Crop residues integration with nitrogen rates reduces yield-scaled nitrous oxide emissions and improves maize yield and soil quality

Abstract

ABSTRACT Maize production requires a large amount of nitrogen (N). However, a greater part of the N used gets lost to the environment as reactive forms including nitrous oxide (N2O). N2O emissions and associated soil-related factors were measured in a maize (Zea mays L.) field in the 5th crop after initiation of the experiment in an annual maize-rice sequence. The treatments comprised two levels of crop residues (no residue, NR vs. 30 cm residue, CR) with four levels of N fertilizers (control; farmers’ practice, FP; national recommended dose, RD, and 125% of RD, 1.25 RD).

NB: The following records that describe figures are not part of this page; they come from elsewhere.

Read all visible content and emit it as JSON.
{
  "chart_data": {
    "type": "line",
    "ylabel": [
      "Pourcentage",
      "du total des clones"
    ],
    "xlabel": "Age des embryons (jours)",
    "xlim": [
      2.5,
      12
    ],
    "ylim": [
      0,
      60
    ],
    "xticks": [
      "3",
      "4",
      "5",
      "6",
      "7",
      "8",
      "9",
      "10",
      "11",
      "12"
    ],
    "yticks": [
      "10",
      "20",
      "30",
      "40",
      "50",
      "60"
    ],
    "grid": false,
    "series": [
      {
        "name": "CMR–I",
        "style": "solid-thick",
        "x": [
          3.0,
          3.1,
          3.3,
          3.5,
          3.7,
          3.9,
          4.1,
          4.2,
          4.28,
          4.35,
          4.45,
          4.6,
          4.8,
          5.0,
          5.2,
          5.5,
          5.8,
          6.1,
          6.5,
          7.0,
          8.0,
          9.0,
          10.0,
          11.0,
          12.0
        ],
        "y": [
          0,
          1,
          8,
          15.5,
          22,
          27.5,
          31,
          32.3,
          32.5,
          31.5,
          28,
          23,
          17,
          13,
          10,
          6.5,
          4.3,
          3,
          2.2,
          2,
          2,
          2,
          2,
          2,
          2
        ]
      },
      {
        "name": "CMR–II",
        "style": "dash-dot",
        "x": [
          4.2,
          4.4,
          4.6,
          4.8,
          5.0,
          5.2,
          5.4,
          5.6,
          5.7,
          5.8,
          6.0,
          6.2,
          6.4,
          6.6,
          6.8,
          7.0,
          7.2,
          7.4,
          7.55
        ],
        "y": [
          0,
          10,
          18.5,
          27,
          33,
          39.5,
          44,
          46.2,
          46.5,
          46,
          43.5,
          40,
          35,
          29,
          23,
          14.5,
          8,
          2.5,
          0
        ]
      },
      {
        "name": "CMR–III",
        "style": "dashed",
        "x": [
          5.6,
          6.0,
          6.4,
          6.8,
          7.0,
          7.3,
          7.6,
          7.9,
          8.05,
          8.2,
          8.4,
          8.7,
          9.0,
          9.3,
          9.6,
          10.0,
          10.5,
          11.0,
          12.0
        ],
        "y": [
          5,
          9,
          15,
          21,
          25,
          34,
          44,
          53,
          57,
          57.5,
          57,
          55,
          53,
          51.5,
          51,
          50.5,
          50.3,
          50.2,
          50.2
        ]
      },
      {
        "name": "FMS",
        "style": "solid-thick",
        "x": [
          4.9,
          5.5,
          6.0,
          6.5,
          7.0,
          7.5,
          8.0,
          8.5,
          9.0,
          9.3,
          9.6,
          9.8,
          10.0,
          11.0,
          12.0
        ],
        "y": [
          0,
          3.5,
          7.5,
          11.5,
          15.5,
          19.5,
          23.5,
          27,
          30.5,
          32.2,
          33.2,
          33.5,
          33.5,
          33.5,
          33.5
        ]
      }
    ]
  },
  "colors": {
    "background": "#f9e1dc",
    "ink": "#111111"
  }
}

Mean and cumulative N2O emissions increased with N rate coupled with either residue level. The CR coupled with 1.25 RD had 10% higher N2O emissions than the same rate as NR. In contrast, yield-scaled N2O emissions were equal in 1.25 RD coupled with either residue level. However, higher N2O emissions in CR than in NR can be offset by the corresponding improvement in soil elemental quality, e.g. soil organic carbon, total N, P, K and S. The N2O emission factor, ranged from 0.99 to 1.34, and was higher in CR coupled with 1.25 RD than in any other combination suggesting that optimization of N rate is one of the best options to reduce N2O emissions. Maize grain yield was higher in RD and 1.25 RD than in the farmers’ practice where the former two were similar to each other. Step-wise multiple regression showed that N application rate, soil organic carbon, total N and pH are the dominant factors controlling N2O emissions. Our results suggest that maize production can benefit from residue retention with the current N rate (RD) for better yield, soil quality and N2O mitigation.